The neurosurgeon was of the view that there could be a 20% lifetime risk of developing a further aneurysm. Knowing there is a family predisposition, this statistic is somewhat concerning. In the published literature, familial predisposition is a well-recognised non-modifiable risk factor for the formation and rupture of IAs, and is more likely to cause multiple IAs due to an underlying biologically conferred vulnerability1. In follow-up studies from 7.2 to 9 years after treated IAs, de novo aneurysms were found in 7.1% to 8% of patients respectively, with a rate of occurrence of 0.89% to 0.97% per year11,12. Longer-term follow up for a mean of 18 years has demonstrated recurrent IA formation in 30% of subjects with previously treated SAH. If linear risk is assumed in this population over time this equates to a 4.15% rate of de novo IA per patient-year13. This study also suggests that the risk of continuous aneurysm development persists throughout life. This rate exceeds a 1% per year risk threshold. This risk is mitigated by the fact that MRI/CT has been recommended every 2 years to detect such an occurrence. However the risk of new IA in a 2-year window may be between 2 and 8% based on the above data. It also does not completely eliminate the risk of such a de novo aneurysm bleeding between scans, or if the imaging fails to detect an aneurysm, recognising that the original bleed was from an aneurysm of only 1mm which was missed on initial CTA. Reassuringly, the ISAT study showed no mortality as a result of other aneurysms bleeding or from other forms of intracranial haemorrhage10. Other studies show that in patients with a prior history of SAH, de novo IAs <10mm have a rupture rate of approximately 0.5% - 0.7% per year, but this varies depending on the site of the aneurysm1. So, if an aneurysm did form and if it went undetected for two years, it’s rupture rate is very low and within a 1% per year tolerance.

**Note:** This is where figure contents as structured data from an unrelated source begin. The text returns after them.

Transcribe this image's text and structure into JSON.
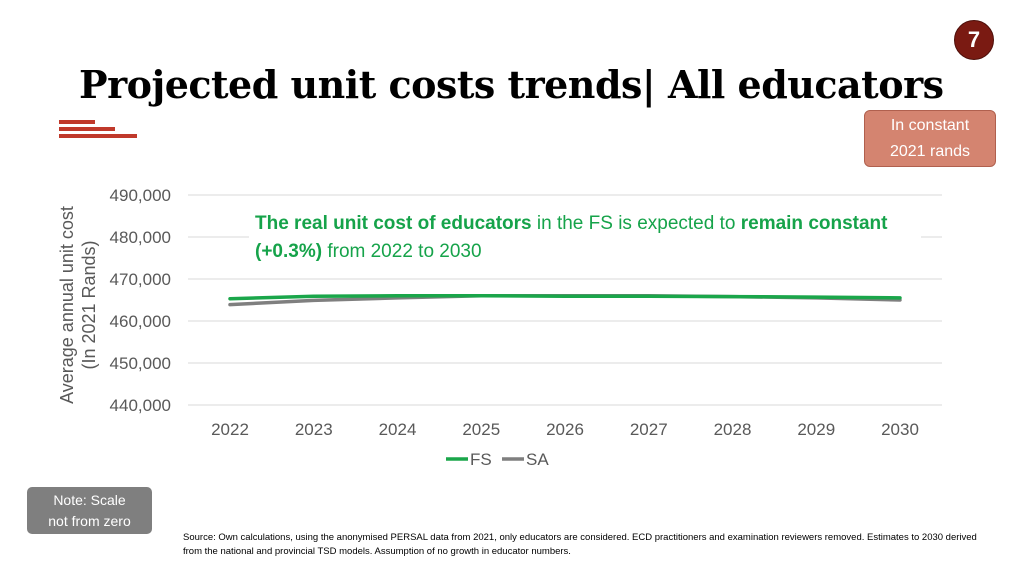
{
  "slide": {
    "page_number": "7",
    "title": "Projected unit costs trends| All educators",
    "unit_badge": [
      "In constant",
      "2021 rands"
    ],
    "callout": {
      "parts": [
        {
          "text": "The real unit cost of educators",
          "bold": true
        },
        {
          "text": " in the FS is expected to ",
          "bold": false
        },
        {
          "text": "remain constant (+0.3%)",
          "bold": true
        },
        {
          "text": " from 2022 to 2030",
          "bold": false
        }
      ]
    },
    "note": [
      "Note: Scale",
      "not from zero"
    ],
    "source": "Source: Own calculations, using the anonymised PERSAL data from 2021, only educators are considered. ECD practitioners and examination reviewers removed. Estimates to 2030 derived from the national and provincial TSD models. Assumption of no growth in educator numbers."
  },
  "colors": {
    "accent": "#c0392b",
    "badge": "#d48470",
    "fs": "#1aa64a",
    "sa": "#7f7f7f",
    "callout_text": "#16a34a"
  },
  "chart_data": {
    "type": "line",
    "title": "",
    "ylabel": [
      "Average annual unit cost",
      "(In 2021 Rands)"
    ],
    "xlabel": "",
    "categories": [
      "2022",
      "2023",
      "2024",
      "2025",
      "2026",
      "2027",
      "2028",
      "2029",
      "2030"
    ],
    "ylim": [
      440000,
      490000
    ],
    "yticks": [
      490000,
      480000,
      470000,
      460000,
      450000,
      440000
    ],
    "ytick_labels": [
      "490,000",
      "480,000",
      "470,000",
      "460,000",
      "450,000",
      "440,000"
    ],
    "grid": true,
    "legend": "bottom",
    "series": [
      {
        "name": "FS",
        "color": "#1aa64a",
        "values": [
          465300,
          465900,
          466000,
          466000,
          465900,
          465900,
          465800,
          465700,
          465500
        ]
      },
      {
        "name": "SA",
        "color": "#7f7f7f",
        "values": [
          463900,
          464900,
          465500,
          466000,
          466000,
          466000,
          465800,
          465500,
          465000
        ]
      }
    ]
  }
}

Based on the data reviewed, the prognosis for this patient is generally favourable. To summarise, the aviator is now more than three years since the SAH, and has made a complete recovery. The risk of seizures and re-bleeding from the target aneurysm is minimal, and within an aeromedically acceptable range. The risk of further new aneurysm formation is possibly in the order of 1-4% per year, mitigated by second yearly scans. The risk of bleeding from one of these de novo IAs is approximately 0.5 – 0.7% per year, but the risk of aneurysm formation will persist life-long. The flight environment is relatively benign, and he operates in a multi-crew setting. A recommendation was therefore made to return the aviator to unrestricted flying duties with the follow-up protocol of scans every two years.

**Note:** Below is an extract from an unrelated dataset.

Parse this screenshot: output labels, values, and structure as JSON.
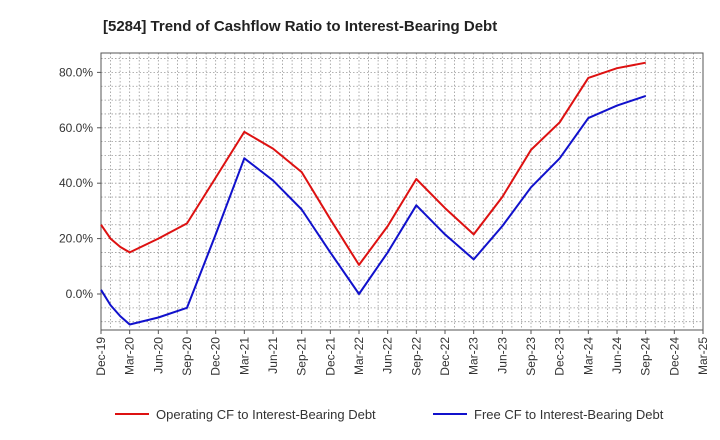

SAH from IAs can be life-threatening conditions that can result is serious neurological morbidity in survivors. As such, they most commonly result in permanent disqualification from aviation duties. This case demonstrates that in certain cases where recovery is full, and neurological function is maintained, even an underlying predisposition to further IA formation can be risk managed to allow a return to flying duties for aviators in certain flying roles. Each case must be assessed on its merits and careful consideration given not only to the statistical risks of aeromedically significant problems, but also the specific flight environment and role of the patient.